Fuente: La Jornada Juan Pablo Duch 06.11.21
En los momentos más inciertos para su permanencia en el poder, por la ola de protestas multitudinarias que estalló el año pasado debido a su controvertida y enésima relección, recibió de su colega ruso, Vladimir Putin, respaldo político y financiamiento para aplacar el malestar de la población que empezaba a expresarse en huelgas en empresas públicas.
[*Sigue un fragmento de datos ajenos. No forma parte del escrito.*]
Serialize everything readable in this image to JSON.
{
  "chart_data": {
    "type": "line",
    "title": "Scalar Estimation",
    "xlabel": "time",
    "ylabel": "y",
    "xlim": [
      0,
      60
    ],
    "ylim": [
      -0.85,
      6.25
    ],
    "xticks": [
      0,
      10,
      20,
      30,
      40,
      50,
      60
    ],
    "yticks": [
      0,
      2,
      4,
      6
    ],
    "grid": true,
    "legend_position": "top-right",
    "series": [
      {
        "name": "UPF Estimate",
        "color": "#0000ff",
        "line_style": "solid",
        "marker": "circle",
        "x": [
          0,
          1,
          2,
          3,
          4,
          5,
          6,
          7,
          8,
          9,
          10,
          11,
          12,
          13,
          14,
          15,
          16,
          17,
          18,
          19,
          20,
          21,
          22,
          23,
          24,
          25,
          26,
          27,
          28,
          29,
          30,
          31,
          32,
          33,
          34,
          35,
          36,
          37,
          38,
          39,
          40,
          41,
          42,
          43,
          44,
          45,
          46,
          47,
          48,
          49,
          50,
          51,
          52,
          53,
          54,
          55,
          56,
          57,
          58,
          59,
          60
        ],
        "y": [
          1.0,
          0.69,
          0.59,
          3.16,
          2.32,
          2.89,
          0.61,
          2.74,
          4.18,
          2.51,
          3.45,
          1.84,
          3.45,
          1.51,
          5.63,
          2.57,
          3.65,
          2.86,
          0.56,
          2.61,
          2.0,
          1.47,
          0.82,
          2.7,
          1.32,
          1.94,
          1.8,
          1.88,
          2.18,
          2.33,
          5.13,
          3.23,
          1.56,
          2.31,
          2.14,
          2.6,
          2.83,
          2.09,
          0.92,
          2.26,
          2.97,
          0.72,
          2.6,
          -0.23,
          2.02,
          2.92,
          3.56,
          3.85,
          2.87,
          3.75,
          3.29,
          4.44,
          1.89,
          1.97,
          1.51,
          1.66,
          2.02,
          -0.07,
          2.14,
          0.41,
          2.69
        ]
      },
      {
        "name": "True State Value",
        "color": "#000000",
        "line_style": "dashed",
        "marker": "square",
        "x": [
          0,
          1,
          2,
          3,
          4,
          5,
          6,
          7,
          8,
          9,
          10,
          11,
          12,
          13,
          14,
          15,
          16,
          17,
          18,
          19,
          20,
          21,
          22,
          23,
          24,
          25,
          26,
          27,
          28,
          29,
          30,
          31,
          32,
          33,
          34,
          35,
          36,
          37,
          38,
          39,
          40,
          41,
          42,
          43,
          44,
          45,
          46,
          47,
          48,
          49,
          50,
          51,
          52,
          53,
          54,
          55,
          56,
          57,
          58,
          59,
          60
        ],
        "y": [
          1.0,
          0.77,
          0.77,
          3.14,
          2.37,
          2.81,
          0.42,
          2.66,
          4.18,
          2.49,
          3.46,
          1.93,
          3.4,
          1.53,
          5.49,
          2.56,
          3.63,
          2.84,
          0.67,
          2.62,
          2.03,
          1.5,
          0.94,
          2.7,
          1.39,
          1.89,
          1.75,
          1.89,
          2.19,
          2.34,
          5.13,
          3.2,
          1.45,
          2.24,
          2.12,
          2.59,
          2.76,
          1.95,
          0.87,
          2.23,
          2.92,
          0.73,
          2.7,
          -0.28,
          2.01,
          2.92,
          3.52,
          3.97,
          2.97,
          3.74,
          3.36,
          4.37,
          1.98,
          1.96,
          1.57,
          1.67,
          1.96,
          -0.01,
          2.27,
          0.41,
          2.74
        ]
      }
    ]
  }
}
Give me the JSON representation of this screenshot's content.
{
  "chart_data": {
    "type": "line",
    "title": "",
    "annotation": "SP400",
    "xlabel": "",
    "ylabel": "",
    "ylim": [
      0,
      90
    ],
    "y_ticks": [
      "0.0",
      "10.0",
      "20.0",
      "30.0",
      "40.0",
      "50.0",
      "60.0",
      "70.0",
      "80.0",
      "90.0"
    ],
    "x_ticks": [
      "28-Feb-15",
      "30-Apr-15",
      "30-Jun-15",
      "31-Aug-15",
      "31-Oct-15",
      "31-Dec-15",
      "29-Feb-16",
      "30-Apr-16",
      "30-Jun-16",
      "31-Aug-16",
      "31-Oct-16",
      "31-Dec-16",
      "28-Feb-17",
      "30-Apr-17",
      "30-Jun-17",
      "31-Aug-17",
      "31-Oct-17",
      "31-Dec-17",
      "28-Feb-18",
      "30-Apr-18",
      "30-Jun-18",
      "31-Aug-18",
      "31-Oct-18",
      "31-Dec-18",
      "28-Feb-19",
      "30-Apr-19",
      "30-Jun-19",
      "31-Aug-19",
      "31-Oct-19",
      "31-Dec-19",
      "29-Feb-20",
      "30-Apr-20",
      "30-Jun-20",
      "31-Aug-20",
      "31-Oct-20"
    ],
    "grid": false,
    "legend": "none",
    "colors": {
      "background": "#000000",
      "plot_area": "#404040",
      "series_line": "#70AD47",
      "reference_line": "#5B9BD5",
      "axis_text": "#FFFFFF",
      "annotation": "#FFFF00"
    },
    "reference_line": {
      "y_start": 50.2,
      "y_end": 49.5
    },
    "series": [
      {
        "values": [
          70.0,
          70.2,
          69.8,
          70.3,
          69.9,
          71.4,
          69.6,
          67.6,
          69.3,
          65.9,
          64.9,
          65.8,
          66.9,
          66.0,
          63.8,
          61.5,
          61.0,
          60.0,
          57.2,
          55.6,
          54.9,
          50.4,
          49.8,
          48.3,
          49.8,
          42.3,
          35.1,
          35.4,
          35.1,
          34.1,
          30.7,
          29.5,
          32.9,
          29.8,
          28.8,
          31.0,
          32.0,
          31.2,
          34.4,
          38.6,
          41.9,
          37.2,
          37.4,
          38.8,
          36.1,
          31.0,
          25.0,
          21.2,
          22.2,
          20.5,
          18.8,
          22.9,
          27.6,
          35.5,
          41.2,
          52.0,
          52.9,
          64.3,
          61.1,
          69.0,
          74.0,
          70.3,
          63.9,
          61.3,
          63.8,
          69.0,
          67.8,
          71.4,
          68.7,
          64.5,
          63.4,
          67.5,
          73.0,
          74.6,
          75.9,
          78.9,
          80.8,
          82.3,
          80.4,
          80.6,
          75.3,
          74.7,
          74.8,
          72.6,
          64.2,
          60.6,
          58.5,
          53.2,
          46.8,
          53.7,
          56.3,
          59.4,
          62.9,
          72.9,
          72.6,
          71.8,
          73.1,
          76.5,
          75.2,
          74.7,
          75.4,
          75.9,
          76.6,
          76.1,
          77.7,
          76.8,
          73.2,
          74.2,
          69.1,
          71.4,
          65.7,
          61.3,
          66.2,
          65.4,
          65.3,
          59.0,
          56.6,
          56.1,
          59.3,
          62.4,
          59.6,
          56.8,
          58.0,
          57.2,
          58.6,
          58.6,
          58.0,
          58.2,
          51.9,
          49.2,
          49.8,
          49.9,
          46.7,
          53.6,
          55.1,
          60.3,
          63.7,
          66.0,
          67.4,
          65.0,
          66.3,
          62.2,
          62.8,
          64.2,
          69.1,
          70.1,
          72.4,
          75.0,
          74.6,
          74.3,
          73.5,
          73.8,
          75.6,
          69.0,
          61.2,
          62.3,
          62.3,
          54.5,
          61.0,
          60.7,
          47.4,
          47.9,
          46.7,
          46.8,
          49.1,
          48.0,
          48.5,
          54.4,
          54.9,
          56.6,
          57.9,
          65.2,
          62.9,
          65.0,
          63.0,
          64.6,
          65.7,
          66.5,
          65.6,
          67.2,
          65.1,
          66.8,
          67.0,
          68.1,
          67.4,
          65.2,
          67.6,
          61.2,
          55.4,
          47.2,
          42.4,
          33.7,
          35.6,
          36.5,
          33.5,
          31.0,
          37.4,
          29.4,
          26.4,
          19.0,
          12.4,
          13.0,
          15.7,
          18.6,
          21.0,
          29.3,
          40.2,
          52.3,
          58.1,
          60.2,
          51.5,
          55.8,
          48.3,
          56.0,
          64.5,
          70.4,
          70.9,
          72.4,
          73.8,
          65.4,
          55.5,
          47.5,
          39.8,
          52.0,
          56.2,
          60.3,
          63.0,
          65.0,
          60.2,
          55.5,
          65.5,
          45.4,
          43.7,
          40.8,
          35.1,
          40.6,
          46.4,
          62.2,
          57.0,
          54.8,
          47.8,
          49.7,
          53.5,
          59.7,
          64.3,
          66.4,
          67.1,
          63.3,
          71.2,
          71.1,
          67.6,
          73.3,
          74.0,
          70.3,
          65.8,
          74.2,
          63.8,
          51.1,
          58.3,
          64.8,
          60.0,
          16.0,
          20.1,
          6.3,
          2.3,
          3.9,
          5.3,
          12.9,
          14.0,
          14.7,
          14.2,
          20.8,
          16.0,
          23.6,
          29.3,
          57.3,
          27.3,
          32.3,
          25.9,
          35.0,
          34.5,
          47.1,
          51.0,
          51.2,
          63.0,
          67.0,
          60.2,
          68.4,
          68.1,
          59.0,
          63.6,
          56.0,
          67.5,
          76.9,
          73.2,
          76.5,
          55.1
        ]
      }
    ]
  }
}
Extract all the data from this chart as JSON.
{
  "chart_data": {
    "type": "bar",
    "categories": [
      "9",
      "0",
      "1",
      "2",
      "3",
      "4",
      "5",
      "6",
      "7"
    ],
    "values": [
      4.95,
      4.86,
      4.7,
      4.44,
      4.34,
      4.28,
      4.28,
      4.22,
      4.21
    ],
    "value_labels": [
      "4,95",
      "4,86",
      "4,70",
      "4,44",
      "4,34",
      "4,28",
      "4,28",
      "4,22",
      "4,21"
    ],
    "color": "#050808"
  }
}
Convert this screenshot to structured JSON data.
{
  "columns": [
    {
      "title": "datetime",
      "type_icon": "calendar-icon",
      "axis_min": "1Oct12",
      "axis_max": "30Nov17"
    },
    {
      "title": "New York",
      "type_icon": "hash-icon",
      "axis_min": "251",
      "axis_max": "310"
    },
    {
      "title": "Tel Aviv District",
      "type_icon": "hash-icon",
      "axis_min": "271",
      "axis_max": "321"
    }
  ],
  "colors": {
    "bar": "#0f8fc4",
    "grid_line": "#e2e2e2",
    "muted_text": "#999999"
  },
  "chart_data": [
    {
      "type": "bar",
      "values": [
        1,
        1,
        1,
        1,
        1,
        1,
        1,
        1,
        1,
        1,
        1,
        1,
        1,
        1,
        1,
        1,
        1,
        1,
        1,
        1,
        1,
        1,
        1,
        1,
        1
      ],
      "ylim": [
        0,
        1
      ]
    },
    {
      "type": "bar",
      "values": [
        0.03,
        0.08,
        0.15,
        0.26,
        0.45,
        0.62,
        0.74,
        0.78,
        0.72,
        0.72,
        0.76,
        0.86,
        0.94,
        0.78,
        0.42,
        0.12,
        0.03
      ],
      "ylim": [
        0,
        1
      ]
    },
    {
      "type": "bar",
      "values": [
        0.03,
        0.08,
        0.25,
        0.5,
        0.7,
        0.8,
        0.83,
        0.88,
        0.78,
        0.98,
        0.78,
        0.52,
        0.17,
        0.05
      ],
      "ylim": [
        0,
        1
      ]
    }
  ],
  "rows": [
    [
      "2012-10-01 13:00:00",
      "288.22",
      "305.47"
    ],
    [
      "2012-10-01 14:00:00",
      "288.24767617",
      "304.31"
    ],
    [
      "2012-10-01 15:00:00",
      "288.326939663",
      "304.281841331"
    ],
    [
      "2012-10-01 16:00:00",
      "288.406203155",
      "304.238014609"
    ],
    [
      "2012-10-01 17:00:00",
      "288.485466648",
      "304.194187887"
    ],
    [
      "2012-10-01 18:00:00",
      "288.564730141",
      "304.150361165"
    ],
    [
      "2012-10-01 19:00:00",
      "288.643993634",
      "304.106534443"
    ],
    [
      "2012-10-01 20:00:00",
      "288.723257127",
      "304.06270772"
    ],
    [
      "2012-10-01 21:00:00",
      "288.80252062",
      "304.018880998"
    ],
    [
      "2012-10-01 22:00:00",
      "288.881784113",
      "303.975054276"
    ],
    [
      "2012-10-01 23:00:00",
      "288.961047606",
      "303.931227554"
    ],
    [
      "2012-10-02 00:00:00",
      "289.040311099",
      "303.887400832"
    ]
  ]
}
El pago puntual de salarios y la represión consiguieron abortar la huelga general a la que había convocado la oposición.
A cambio, y para compensar el bofetón que dio al influyente sector de la élite gobernante en Moscú que promovió la candidatura de Viktor Barbariko, quien acabó en la cárcel por supuesta corrupción antes de ver su nombre inscrito en las boletas, Lukashenkose comprometió a dejar la presidencia bielorrusa y, maestro en el arte de dar atole con el dedo, nunca dijo que iba a soltar las riendas del poder.
El Kremlin, a regañadientes, admite que Lukashenko incumpla su palabra, e incluso se hace de la vista gorda en afrentas como el reciente secuestro en Moscú por los servicios secretos del vecino país, de un periodista de la edición bielorrusa de un rotativo ruso que, días después, apareció detenido en Minsk, ante el riesgo de que si se va ahora, como asegura el polémico gobernante, Bielorrusia, dará la espalda a Rusia.
Lukashenko volvió a referirse al tema hace un par de días –por videoconferencia, durante el acto de firma de un paquete de documentos para ahondar la integración económica de ambos países–, cuando anunció que en febrero Bielorrusia tendrá nueva Constitución.
Falta por ver de qué manera los autores del texto van a conjugar lo inconjugable, que es algo así como ceder el poder sin entregarlo, para someter a referendo una fórmula que cumpla los dos requisitos que planteó Lukashenko a los constitucionalistas: erigirlo en mandamás vitalicio y evitar el bochorno de exhibirlo en unas elecciones que sólo puede ganar de modo fraudulento.